Traffic Optimization Using A Novel Cheetah Optimization Algorithm For Sustainable Smart Cities And Management
DOI:
https://doi.org/10.64252/prhmmx28Keywords:
Urban Traffic Systems, Traffic Optimisation , Cheetah optimisation AlgorithmAbstract
In developing nations like India, where traffic is tremendous and constantly changing, traffic optimization is the largest issue. In contrast to Ant Colony Optimization or Inverted Ant Colony Optimization, which involved vehicle scheduling, this paper presents a unique Cheetah Optimization Technique that uses the Djkstra algorithm. Urban traffic congestion, longer commutes, and environmental degradation have become urgent issues due to the exponential expansion in vehicle numbers and fast urbanization in developing nations like India.
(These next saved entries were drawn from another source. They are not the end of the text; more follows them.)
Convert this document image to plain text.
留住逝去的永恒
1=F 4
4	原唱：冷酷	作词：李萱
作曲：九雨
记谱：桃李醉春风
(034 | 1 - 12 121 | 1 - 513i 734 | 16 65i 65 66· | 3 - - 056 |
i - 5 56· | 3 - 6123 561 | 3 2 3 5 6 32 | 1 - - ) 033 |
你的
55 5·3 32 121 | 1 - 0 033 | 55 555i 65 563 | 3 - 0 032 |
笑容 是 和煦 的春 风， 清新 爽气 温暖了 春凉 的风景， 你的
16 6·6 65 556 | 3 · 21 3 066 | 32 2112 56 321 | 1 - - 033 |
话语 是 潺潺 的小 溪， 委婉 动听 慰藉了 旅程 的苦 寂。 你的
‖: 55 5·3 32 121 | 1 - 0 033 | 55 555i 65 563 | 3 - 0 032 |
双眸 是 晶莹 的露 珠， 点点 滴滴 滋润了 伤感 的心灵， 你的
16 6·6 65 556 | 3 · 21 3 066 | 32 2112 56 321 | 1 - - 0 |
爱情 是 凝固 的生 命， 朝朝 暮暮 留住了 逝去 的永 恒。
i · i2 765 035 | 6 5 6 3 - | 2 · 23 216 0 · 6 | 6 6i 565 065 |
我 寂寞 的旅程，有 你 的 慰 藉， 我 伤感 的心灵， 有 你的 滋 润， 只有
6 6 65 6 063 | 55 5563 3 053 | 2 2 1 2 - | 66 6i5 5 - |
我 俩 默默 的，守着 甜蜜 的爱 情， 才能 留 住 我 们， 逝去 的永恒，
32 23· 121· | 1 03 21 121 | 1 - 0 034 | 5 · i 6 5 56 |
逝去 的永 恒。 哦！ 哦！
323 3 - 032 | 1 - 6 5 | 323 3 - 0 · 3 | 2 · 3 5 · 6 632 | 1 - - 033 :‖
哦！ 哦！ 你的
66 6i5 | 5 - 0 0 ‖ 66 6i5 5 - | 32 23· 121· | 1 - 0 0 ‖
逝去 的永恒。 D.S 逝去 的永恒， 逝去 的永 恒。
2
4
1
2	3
Unlike traditional methods or Ant Colony-based systems, COA leverages high-speed decision-making and intelligent path selection to dynamically divert traffic away from congested areas. To evaluate the impact of COA in comparison to traditional shortest-path routing algorithms, a number of experiments were carried out using traffic simulation tools like SUMO (Simulation of Urban MObility) and including real Indian city data. The findings show that the COA-based method enhances network performance overall and dramatically lowers traffic congestion In addition, the algorithm promotes key sustainability goals: fuel consumption and CO₂ emissions dropped by nearly 45%, aligning with national urban mobility plans and India's Smart City Mission objectives. The implementation of such bio-inspired optimization not only enhances individual commute experiences but also contributes to broader environmental and infrastructural resilience—making it highly relevant for developing urban ecosystems in India and other Global South contexts.